Wednesday, January 27, 2010

Harvest Season: Making The Most Of Your Losses.

Last summer we did an entire series on Capital Gains and Losses. If you want to review what we said then and what was our logic for taking these losses go to these posts: Tax Loss Synopsis, Losses in Taxable Accounts and Losses in Tax Deferred Accounts.

Turns out others agree with me, especially when it comes to ETFs. Below is an article in ETFR Magazine that makes most of my same arguments. Below are excerpts. Highlights are mine.

"For the majority of investors, 2009 has been a year of recovery and some chunky capital gains; in other words the complete opposite of the previous one.
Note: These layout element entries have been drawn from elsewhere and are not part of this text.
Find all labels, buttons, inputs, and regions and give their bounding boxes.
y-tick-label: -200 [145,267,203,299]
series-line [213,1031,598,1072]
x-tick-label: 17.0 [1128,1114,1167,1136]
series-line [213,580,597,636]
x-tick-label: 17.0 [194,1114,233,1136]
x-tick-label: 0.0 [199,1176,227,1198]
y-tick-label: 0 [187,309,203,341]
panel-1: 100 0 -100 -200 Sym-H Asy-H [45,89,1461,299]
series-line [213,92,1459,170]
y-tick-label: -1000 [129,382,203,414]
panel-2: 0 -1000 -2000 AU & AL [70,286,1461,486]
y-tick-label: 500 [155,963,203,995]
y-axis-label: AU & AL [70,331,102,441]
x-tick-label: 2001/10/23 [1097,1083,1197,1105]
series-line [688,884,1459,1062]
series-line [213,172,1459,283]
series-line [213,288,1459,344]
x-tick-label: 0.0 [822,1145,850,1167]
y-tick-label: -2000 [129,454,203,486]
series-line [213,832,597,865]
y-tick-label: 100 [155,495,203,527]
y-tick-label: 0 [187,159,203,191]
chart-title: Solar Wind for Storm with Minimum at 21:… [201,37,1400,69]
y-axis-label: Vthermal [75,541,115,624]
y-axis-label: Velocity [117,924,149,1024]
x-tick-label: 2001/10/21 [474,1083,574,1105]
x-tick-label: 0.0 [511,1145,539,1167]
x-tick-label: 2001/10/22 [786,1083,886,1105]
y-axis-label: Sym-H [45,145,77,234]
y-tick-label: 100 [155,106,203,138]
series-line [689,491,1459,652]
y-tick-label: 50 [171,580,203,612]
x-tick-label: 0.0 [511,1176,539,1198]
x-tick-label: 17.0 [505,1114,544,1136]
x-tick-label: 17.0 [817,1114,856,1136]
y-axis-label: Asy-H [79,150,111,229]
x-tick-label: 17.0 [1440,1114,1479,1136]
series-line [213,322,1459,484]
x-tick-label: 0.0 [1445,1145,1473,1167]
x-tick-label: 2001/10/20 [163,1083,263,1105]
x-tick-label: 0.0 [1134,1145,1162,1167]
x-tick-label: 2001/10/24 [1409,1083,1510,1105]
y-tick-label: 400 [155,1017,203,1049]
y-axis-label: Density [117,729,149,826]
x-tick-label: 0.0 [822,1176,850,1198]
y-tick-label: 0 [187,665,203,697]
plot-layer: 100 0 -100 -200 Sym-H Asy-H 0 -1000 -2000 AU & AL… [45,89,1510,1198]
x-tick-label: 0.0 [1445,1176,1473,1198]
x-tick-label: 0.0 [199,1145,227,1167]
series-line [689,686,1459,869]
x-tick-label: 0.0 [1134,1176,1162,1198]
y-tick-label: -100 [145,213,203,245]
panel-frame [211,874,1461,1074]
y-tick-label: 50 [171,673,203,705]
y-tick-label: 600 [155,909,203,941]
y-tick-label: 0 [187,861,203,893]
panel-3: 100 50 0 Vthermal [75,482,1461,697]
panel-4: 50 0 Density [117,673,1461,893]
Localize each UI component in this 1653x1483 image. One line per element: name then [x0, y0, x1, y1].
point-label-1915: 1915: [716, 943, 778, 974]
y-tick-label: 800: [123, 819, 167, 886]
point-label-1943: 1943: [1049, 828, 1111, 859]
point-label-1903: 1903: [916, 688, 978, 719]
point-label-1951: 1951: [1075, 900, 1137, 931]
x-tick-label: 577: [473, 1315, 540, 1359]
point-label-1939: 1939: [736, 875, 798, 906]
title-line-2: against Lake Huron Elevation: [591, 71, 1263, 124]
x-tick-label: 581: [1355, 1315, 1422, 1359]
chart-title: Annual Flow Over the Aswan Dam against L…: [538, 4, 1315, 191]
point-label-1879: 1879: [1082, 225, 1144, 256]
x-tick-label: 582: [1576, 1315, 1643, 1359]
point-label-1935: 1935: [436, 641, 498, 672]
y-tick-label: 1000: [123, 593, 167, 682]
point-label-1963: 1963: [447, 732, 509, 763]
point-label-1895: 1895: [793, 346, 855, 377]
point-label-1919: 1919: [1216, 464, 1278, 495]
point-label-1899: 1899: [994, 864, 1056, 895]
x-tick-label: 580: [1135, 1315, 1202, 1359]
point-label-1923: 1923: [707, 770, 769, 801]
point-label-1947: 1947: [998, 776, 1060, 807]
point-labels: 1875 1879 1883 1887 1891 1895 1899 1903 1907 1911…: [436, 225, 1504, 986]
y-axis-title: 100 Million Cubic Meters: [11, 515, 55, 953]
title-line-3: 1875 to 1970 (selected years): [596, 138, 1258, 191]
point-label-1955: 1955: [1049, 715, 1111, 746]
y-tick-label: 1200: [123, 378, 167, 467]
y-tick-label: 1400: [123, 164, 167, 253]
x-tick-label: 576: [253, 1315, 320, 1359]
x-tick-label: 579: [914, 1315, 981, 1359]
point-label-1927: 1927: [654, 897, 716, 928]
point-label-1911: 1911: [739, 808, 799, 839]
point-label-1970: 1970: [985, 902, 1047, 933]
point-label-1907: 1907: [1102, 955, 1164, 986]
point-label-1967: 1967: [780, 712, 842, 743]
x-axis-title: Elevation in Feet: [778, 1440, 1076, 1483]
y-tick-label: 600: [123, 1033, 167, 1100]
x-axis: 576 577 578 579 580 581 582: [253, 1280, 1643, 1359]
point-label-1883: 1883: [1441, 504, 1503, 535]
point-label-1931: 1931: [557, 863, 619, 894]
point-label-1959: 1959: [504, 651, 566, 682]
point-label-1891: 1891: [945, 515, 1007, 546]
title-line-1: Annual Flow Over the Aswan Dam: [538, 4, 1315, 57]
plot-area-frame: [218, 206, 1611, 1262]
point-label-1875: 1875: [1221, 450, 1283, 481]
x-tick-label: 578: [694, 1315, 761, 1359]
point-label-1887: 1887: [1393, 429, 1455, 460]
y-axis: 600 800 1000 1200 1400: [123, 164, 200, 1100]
For those who are invested in ETFs, such a volatile back-to-back performance has created the perfect environment in which to harvest capital losses in order to maximize returns.

Tax loss harvesting works like this: If an investor is showing losses on a particular security, he or she can sell that security and book the capital loss for tax reasons. The investor then has one of two choices: either keep their money in the new securities, or switch back into the original investment, after no less than 30 days. In either case, the result is that the loss incurred on the original investment can be rolled over into profits elsewhere, reducing the amount of capital gains tax the investor ends up paying.


There is nowhere this strategy makes more sense than in the world of ETFs. With a rapidly expanding number of funds, along with record sums in assets under management this year, its getting easier and easier to find ETFs that are almost exactly correlated to one another......

Tax loss harvesting is about the closest thing to a free lunch in investing. You sell one position and buy another that will give a similar performance, hold it for 30 days, and switch back.....

The IRS does have some rules around exactly what can and cannot be swapped and qualify for a tax loss. Specifically the IRS requires that two products cannot be 'substantially similar'; it doesn't want you making the swap exclusively for tax reasons, selling one security and immediately buying it back. It requires the two securities to be different.

Unfortunately, they've never said exactly what that means and {one} can find advisers who are cautious or aggressive in interpreting this mandate.....Most people agree that two funds tracking different indexes meet the IRS' guidelines, but in practice, there will never be a major month-to-month variance in performance between {different funds that basically track the same index but are comprised of certain different components}.....

An investor should always consider transaction costs and trading risk when executing tax loss harvesting strategies, but generally speaking, it's a straightforward way to boost overall returns."

Comment: There is a bit more to this subject than what this article briefly sketches out. I'd refer you again to my series on this topic if you would like a bit more detail. Here is however someone else making my same arguments regarding losses. The article also sites certain examples of how this could be done using specific ETFS which I don't believe are germaine to this post. I have a copy of this article and I would be willing to discuss the examples Harrison uses should any of my readers be interested. Also a brief reminder that we at Lumen Capital Management, LLC are not in the business of giving out tax advice regarding portfolios. Individuals should consult with their own tax advisers and also talk to their own investment advisers before implementing these kind of strategies.